Sorry if it sounded empty, there is a reason why I didn't include examples. I'm not really saying "don't use libraries", more just that you should understand the problem first before looking for an easy solution. To be honest, I've done all my scraping in PHP/Perl over the years. Only recently have I started to look into other options such as Python and NodeJS (hence looking at this thread).

I don't claim that my scrapers are better off because they are written from scratch, but they do the job that I want them to do. If I find a target that has a "quirk" I write that into my classes to be used then and in later instances. The real point of doing it this way is more about knowing what the scrapper is doing, rather than what it might do. When you're scraping, you're walking a fine line.
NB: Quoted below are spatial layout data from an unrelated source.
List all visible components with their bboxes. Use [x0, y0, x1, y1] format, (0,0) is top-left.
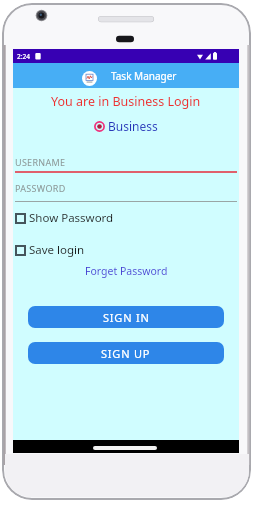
- button[interactable]: SIGN IN: [28, 306, 224, 328]
- button[interactable]: Save login: [15, 242, 85, 258]
- staticText: Save login: [29, 242, 85, 258]
- staticText: Task Manager: [111, 69, 177, 83]
- staticText: Forget Password: [85, 264, 168, 278]
- button[interactable]: Show Password: [15, 210, 114, 226]
- button[interactable]: Forget Password: [85, 264, 168, 278]
- staticText: 2:24: [17, 52, 30, 61]
- staticText: You are in Business Login: [51, 93, 201, 110]
- staticText: USERNAME: [15, 156, 66, 168]
- staticText: SIGN UP: [101, 346, 151, 361]
- button[interactable]: SIGN UP: [28, 342, 224, 364]
- button[interactable]: Business: [94, 118, 158, 134]
- staticText: Business: [108, 118, 158, 134]
- staticText: Show Password: [29, 210, 114, 226]
- staticText: PASSWORD: [15, 182, 66, 194]
- staticText: SIGN IN: [103, 310, 150, 325]
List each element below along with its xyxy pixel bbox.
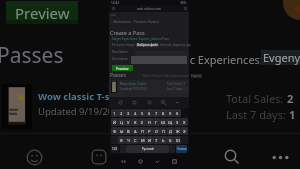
button[interactable]: Русский [126,145,169,153]
staticText: Я [120,138,123,143]
button[interactable]: Ц [118,118,125,126]
staticText: 7 [155,111,158,116]
button[interactable]: Back [155,159,160,164]
button[interactable]: Ч [125,136,132,144]
staticText: 3 [127,111,130,116]
button[interactable]: Е [139,118,146,126]
staticText: 38% [180,1,187,5]
staticText: М [141,138,145,143]
button[interactable]: More options [272,149,289,166]
staticText: 1 [289,107,296,122]
staticText: Total Sales: [226,91,287,106]
button[interactable]: Ш [160,118,167,126]
button[interactable]: И [146,136,153,144]
staticText: У [127,120,130,125]
button[interactable]: Щ [167,118,174,126]
button[interactable]: У [125,118,132,126]
button[interactable]: Toolbar action 3 [161,100,166,105]
staticText: Г [155,120,158,125]
button[interactable]: 7 [153,109,160,117]
staticText: Й [113,120,117,125]
button[interactable]: Preview [112,65,133,71]
button[interactable]: Ф [111,127,118,135]
button[interactable]: Г [153,118,160,126]
staticText: П [141,129,144,134]
button[interactable]: Search [224,149,240,165]
button[interactable]: Л [160,127,167,135]
button[interactable]: Д [167,127,174,135]
staticText: 2 [287,91,294,106]
staticText: Ш [161,120,166,125]
staticText: 5 [141,111,144,116]
button[interactable]: 8 [160,109,167,117]
button[interactable]: 123 [111,145,119,153]
button[interactable]: Stickers [91,149,107,165]
button[interactable]: Й [111,118,118,126]
staticText: 9 [169,111,172,116]
button[interactable]: В [125,127,132,135]
staticText: Б [169,138,172,143]
staticText: Р [148,129,151,134]
button[interactable]: Ы [118,127,125,135]
button[interactable]: Overview [172,159,177,164]
button[interactable]: Э [181,127,188,135]
staticText: Premium Payouts [134,20,159,24]
button[interactable]: Т [153,136,160,144]
staticText: Last 7 days: 1 [167,87,186,91]
staticText: Updated 9/19/2023 [120,87,148,91]
button[interactable]: Ь [160,136,167,144]
button[interactable]: Н [146,118,153,126]
button[interactable]: 1 [111,109,118,117]
staticText: 6 [148,111,151,116]
staticText: Create a Pass [110,29,145,36]
button[interactable]: М [139,136,146,144]
button[interactable]: Ж [174,127,181,135]
button[interactable]: Б [167,136,174,144]
button[interactable]: Toolbar action 1 [132,100,137,105]
button[interactable]: П [139,127,146,135]
staticText: В [127,129,130,134]
staticText: И [148,138,152,143]
staticText: Updated 9/19/20 [38,105,114,118]
button[interactable]: 4 [132,109,139,117]
button[interactable]: Home [138,159,143,164]
button[interactable]: 9 [167,109,174,117]
staticText: Ф [113,129,117,134]
staticText: 4 [134,111,137,116]
staticText: О [155,129,159,134]
staticText: Л [162,129,165,134]
button[interactable]: З [174,118,181,126]
staticText: < Marketplace [111,20,131,24]
button[interactable]: Emoji [26,149,43,166]
button[interactable]: 3 [125,109,132,117]
staticText: 14:42 [111,1,120,5]
staticText: 4cnerds_shaperac.jpg [160,43,191,47]
button[interactable]: Р [146,127,153,135]
staticText: Ю [176,138,180,143]
button[interactable]: Toolbar action 2 [147,100,152,105]
button[interactable]: 5 [139,109,146,117]
staticText: Н [148,120,151,125]
button[interactable]: 2 [118,109,125,117]
button[interactable]: С [132,136,139,144]
button[interactable]: Х [181,118,188,126]
button[interactable]: 0 [174,109,181,117]
button[interactable]: Ю [174,136,181,144]
button[interactable]: Preview [6,1,78,24]
button[interactable]: О [153,127,160,135]
button[interactable]: Toolbar action 0 [118,100,123,105]
staticText: Target Experience: Express_jackson Pass [112,37,169,41]
button[interactable]: Toolbar action 4 [175,100,180,105]
button[interactable]: Recents [121,159,126,164]
button[interactable]: Я [118,136,125,144]
button[interactable]: Готово [176,145,187,153]
button[interactable]: А [132,127,139,135]
staticText: 2 [120,111,123,116]
button[interactable]: 6 [146,109,153,117]
button[interactable]: К [132,118,139,126]
staticText: Выбрать файл [137,43,158,47]
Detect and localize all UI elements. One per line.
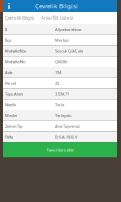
staticText: 22 xyxy=(55,80,59,86)
staticText: İl xyxy=(5,27,7,32)
staticText: Merkez xyxy=(55,37,69,43)
staticText: Pafta xyxy=(5,134,13,140)
staticText: Mahalle/No xyxy=(5,59,25,64)
button[interactable]: Çevrelik Bilgisi xyxy=(5,12,34,24)
staticText: Mahalle/Köy xyxy=(5,48,26,54)
staticText: Çevrelik Bilgisi xyxy=(5,15,34,21)
button[interactable]: Arsa/Bit Listesi xyxy=(41,12,73,24)
staticText: B:0-A-18-B-V xyxy=(55,134,77,140)
staticText: İlçe xyxy=(5,37,11,43)
staticText: (26636) xyxy=(55,59,67,64)
button[interactable]: Info xyxy=(3,0,15,12)
staticText: 3.594,71 xyxy=(55,91,69,97)
staticText: Afyonkarahisar xyxy=(55,27,82,32)
staticText: Parsel xyxy=(5,80,16,86)
staticText: Sevcuk Göl/Çaltı xyxy=(55,48,83,54)
staticText: Tapu Alanı xyxy=(5,91,23,97)
staticText: Arsa/Bit Listesi xyxy=(41,15,73,21)
staticText: Favorilere ekle xyxy=(46,147,74,153)
staticText: Nitelik xyxy=(5,102,16,107)
button[interactable]: Favorilere ekle xyxy=(3,142,117,157)
staticText: Zemin Tip xyxy=(5,123,22,129)
staticText: Tarla xyxy=(55,102,64,107)
staticText: 194 xyxy=(55,70,61,75)
staticText: Mevkii xyxy=(5,113,17,118)
staticText: Çevrelik Bilgisi xyxy=(35,2,78,10)
staticText: Ana Taşınmaz xyxy=(55,123,80,129)
staticText: Tarlayolu xyxy=(55,113,71,118)
staticText: Ada xyxy=(5,70,12,75)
Targets may be fine with you doing it to them, but as soon as your scraper freaks out then starts hammering the site, you're in trouble (even worse if you end up doing damage to the target).

I'm not saying that 3rd party libraries are prone to doing this, more so if you forget to set an option or handle an exception, you might screw yourself. If you wrote the scraper it's your own fault for not handling the issue properly. If you used a 3rd party library and the library bugged out causing the issue, you can't really go after the writers, right?

This all comes back to understanding your target, and to understand them, you need some form of knowledge on how it all works.

In response to your questions - I do a lot of things manually when setting up the scrapers. I don't import the data into any sort of DOM (due to watching memory), and in doing that I'm not really concerned about Encoding (for the record I'm generally dealing with UTF-8 and Shift_JIS only) or Broken HTML (I do a general check over the source to see if the layout has changed. If it has, it exits gracefully sending me update notifications on what changed, then puts itself out of action until I reset it. If it's a mission critical scraper, lets just say that I have a myriad of alerts that are sent to me). It's probably not the best way of doing things but it works for me.

Sorry if I was vague, I probably should have put some sort of rant-detection on my mouth. If I didn't answer something specifically, it's not that I was ignoring it, it probably just fell into the "I don't trust it so I don't use it" category. Again, not advocating that people shouldn't use 3rd party libraries, just that you should at least know what you are doing before you do.